Abu Aita, who opposed the amendments in parliament prior to its dissolution, believes that “these very same amendments are what Khaled al-Azhari is now trying to get passed.” He said the minister was planning to incorporate them into a legislative decree that would be issued by President Mohamed Mursi, who has assumed law-making powers for himself in the absence of a parliament, pending fresh elections.

These provisions include, among other things, a ban on more than one trade union operating in a single workplace.

These plans were confirmed to Al-Akhbar by Nagi Rashad, a member of the temporary board of the Egyptian Trade Union Federation (ETUF), which was appointed pending fresh internal elections after the old board was dissolved post-revolution.“I have verified information from sources I trust that the final draft is currently being completed by the legal committee at the presidency,” Rashad said.

Rashad was a prominent figure in the Egyptian labor movement prior to the revolution, who secured a landmark administrative court ruling compelling the government to set a minimum wage, and was seen as close to leftist circles. He is now considered one of the very few members of the new ETUF board who is close to the labor minister.

The board has filed a lawsuit against Azhari’s decision to defer the union’s elections by six months, which it says oversteps his ministry’s legal powers which are confined to organizing the elections under judicial supervision.

Rashad has been trying to reconcile the two sides, and said he was planning to arrange a meeting between them this week to resolve the escalating quarrel between the ETUF and the government – perhaps the first rift between them since the union was formed –which has reached unprecedented new heights. The minister was even expelled from his position on the ETUF board, which he had retained despite being appointed to the government of Prime Minister Hisham Qandil.

Rashad charged that opponents of the proposed amendments were acting out of self-interest, because the provisions on retirement due to disability or age would be likely to force a number of the current ETUF board members out of their jobs.

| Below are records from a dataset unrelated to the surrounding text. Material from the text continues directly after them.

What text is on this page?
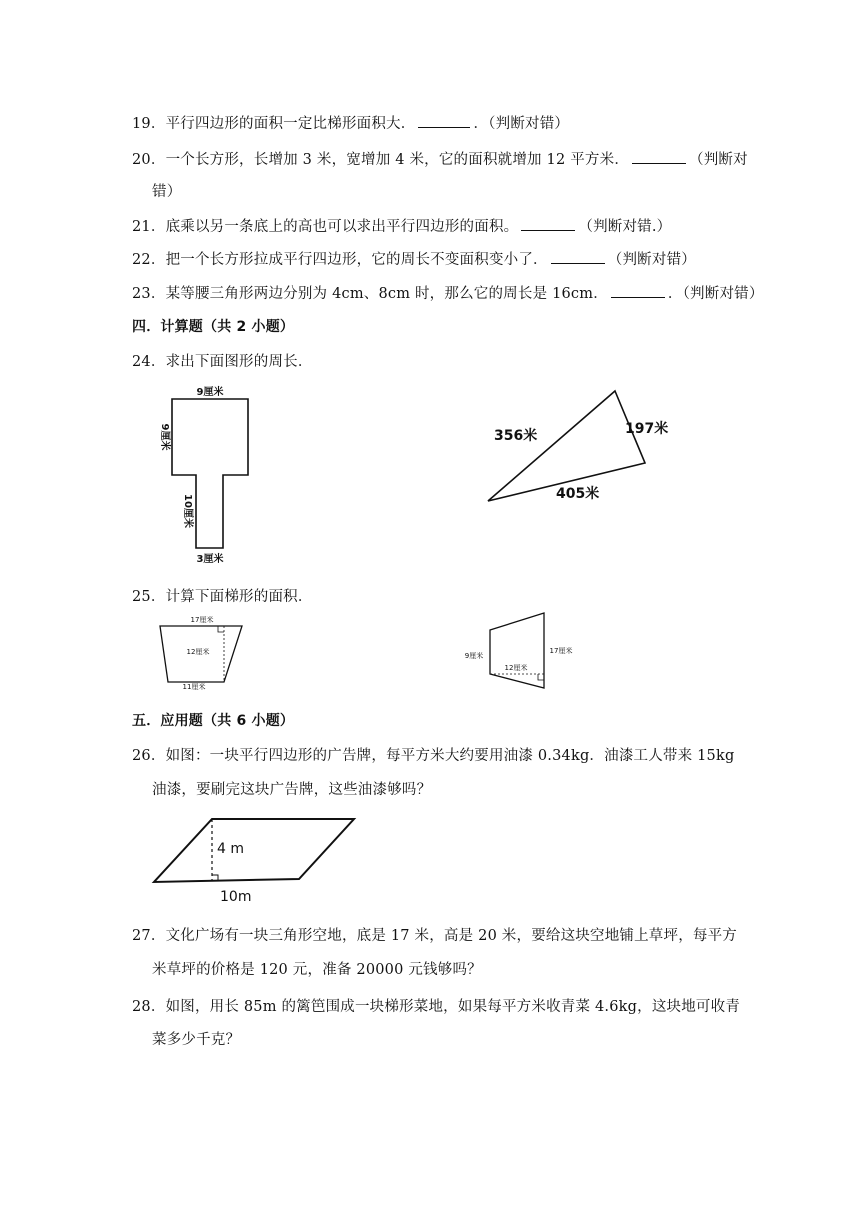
19．平行四边形的面积一定比梯形面积大．	．（判断对错）
20．一个长方形，长增加 3 米，宽增加 4 米，它的面积就增加 12 平方米．	（判断对
错）
21．底乘以另一条底上的高也可以求出平行四边形的面积。	（判断对错.）
22．把一个长方形拉成平行四边形，它的周长不变面积变小了．	（判断对错）
23．某等腰三角形两边分别为 4cm、8cm 时，那么它的周长是 16cm．	．（判断对错）
四．计算题（共 2 小题）
24．求出下面图形的周长．
9厘米
9厘米
10厘米
3厘米
356米	197米
405米
25．计算下面梯形的面积．
17厘米
12厘米
11厘米
9厘米
12厘米
17厘米
五．应用题（共 6 小题）
26．如图：一块平行四边形的广告牌，每平方米大约要用油漆 0.34kg．油漆工人带来 15kg
油漆，要刷完这块广告牌，这些油漆够吗？
4 m
10m
27．文化广场有一块三角形空地，底是 17 米，高是 20 米，要给这块空地铺上草坪，每平方
米草坪的价格是 120 元，准备 20000 元钱够吗？
28．如图，用长 85m 的篱笆围成一块梯形菜地，如果每平方米收青菜 4.6kg，这块地可收青
菜多少千克？
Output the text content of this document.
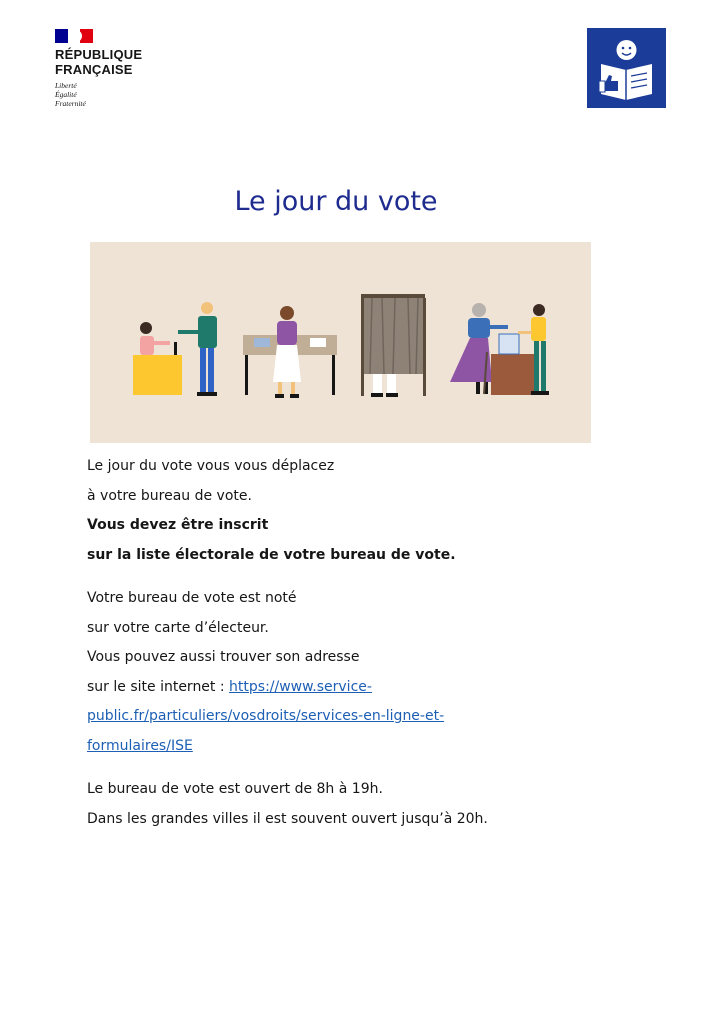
RÉPUBLIQUE
FRANÇAISE
Liberté
Égalité
Fraternité
Le jour du vote

Le jour du vote vous vous déplacez

à votre bureau de vote.

Vous devez être inscrit

sur la liste électorale de votre bureau de vote.

Votre bureau de vote est noté

sur votre carte d’électeur.

Vous pouvez aussi trouver son adresse

sur le site internet : https://www.service-

public.fr/particuliers/vosdroits/services-en-ligne-et-

formulaires/ISE

Le bureau de vote est ouvert de 8h à 19h.

Dans les grandes villes il est souvent ouvert jusqu’à 20h.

A different line was taken by Abdul Moneim al-Gamal, who was a member of the ETUF board before the revolution and retained his position on the new one. He said he was opposed to the amendments as a matter of principle, “in line with the international conventions that Egypt has signed, which prohibit government interference in the internal affairs of the unions.” 
 
The ETUF, and especially its veteran leaders like Gamal, are scarcely in a position to speak about international conventions. They have long been fierce opponents of the establishment of independent trade unions and of trade union plurality, which these conventions uphold but local laws prevented.

“Matters are not as they are being portrayed,” Gamal told Al-Akhbar. “ I am not opposed to trade union plurality in principle, but I am opposed to it getting out of hand, as that would risk fragmenting trade union work.”

The mutual hostility between the ETUF and EFITU reflects the political nature of their rivalry. The former has been closely aligned to the state throughout its history. The latter was inaugurated in Tahrir Square, cradle of the revolution, during its first few days, joining together dozens of independently formed trade unions.

Now the MB seems unwittingly to have brought that hostility to an end, as both sides join forces to oppose it.


*This article is an edited translation from the Arabic Edition.